Suspected Benghazi Attackers Designated as Terrorist Groups - East Idaho News
World

Suspected Benghazi Attackers Designated as Terrorist Groups

  Published at

GETTY 11014 Benghazi?  SQUARESPACE CACHEVERSION=1389372908660STR/AFP/Getty Images(WASHINGTON) — The State Department has designated two groups — both suspected to have been involved in the Benghazi, Libya attack, and one of them led by a former Guantanamo Bay detainee — as Foreign Terrorist Organizations.

The move will allow the State Department to freeze assets and ban material support for the groups and their leaders.

Earlier this week, the State Department acknowledged it believes Ansar al-Sharia in Darnah and Ansar al-Sharia in Benghazi were involved in the attack on the U.S. diplomatic facility on Sept. 11, 2012.  It was the first time the agency had said so publicly, and it reiterated that belief on Friday.

“Created separately after the fall of the Qadhafi regime, Ansar al-Shari’a in Benghazi and Ansar al-Shari’a in Darnah have been involved in terrorist attacks against civilian targets, frequent assassinations, and attempted assassinations of security officials and political actors in eastern Libya, and the September 11, 2012 attacks against the U.S. Special Mission and Annex in Benghazi, Libya,” the State Department said Friday.

Ansar al-Sharia in Darnah is led by former Guantanamo Bay detainee Abu Sufian bin Qumu, according to the State Department.  Qumu is a former Libyan tank driver who served 10 years in a Libyan prison before fleeing to Afghanistan, training in an Osama bin Laden camp, fighting with the Taliban against the Northern Alliance and being arrested in Pakistan.  He was detained at Guantanamo, then repatriated to Libya in 2007, where he was imprisoned and then reportedly released.

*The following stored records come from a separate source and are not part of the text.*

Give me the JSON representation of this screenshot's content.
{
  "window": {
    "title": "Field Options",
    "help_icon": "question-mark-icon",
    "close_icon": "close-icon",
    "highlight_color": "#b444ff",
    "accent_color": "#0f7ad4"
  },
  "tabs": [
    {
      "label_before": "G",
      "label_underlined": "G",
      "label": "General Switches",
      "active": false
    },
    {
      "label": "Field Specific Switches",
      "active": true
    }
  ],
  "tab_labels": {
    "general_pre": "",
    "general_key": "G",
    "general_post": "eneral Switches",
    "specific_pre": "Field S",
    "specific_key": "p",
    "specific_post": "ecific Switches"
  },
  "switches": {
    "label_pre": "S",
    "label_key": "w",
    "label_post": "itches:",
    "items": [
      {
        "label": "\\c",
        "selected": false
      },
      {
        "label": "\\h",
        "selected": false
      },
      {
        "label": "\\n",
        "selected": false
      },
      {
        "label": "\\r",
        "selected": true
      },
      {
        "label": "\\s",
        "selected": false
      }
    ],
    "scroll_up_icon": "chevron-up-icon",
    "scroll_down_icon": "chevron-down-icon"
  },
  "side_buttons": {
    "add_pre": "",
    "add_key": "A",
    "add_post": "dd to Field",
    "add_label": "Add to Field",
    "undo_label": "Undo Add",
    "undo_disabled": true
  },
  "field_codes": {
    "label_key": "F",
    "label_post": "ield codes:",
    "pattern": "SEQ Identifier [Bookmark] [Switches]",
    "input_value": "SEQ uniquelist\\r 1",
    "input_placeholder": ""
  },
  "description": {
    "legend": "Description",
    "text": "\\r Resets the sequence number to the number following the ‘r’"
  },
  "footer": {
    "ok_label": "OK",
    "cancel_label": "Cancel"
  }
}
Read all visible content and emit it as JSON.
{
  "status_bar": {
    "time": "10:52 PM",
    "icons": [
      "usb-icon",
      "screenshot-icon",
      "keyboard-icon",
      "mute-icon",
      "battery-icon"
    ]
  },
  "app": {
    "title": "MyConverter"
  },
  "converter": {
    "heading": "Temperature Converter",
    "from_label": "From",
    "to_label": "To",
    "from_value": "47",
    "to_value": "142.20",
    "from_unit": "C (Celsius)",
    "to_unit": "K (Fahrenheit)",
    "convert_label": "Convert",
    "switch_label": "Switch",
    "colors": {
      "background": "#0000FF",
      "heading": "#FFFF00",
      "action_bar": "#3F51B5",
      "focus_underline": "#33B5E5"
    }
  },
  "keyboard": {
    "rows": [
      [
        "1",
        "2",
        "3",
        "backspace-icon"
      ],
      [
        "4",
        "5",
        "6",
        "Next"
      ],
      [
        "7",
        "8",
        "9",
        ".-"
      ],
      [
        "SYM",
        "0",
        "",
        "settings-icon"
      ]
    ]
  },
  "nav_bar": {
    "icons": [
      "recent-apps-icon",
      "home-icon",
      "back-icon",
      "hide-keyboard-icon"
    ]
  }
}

The State Department, which has offered a $10 million reward for information leading to the arrests of the attackers, on Friday designated as Foreign Terrorist Organizations those two groups and another, Ansar al-Sharia in Tunisia, and designated their leaders as Specially Designated Global Terrorists.  They are separate groups that share the name Ansar al-Sharia — not three branches of one singular group called Ansar al-Sharia, the State Department noted on Friday.

On Dec. 30, Tunisia’s state news agency reported that the leader of the third group, Seifallah Ben Hassine, was captured by U.S. and Libyan forces.  The Pentagon said no U.S. forces were involved in any such mission and would not confirm whether Ben Hassine was in Libyan custody.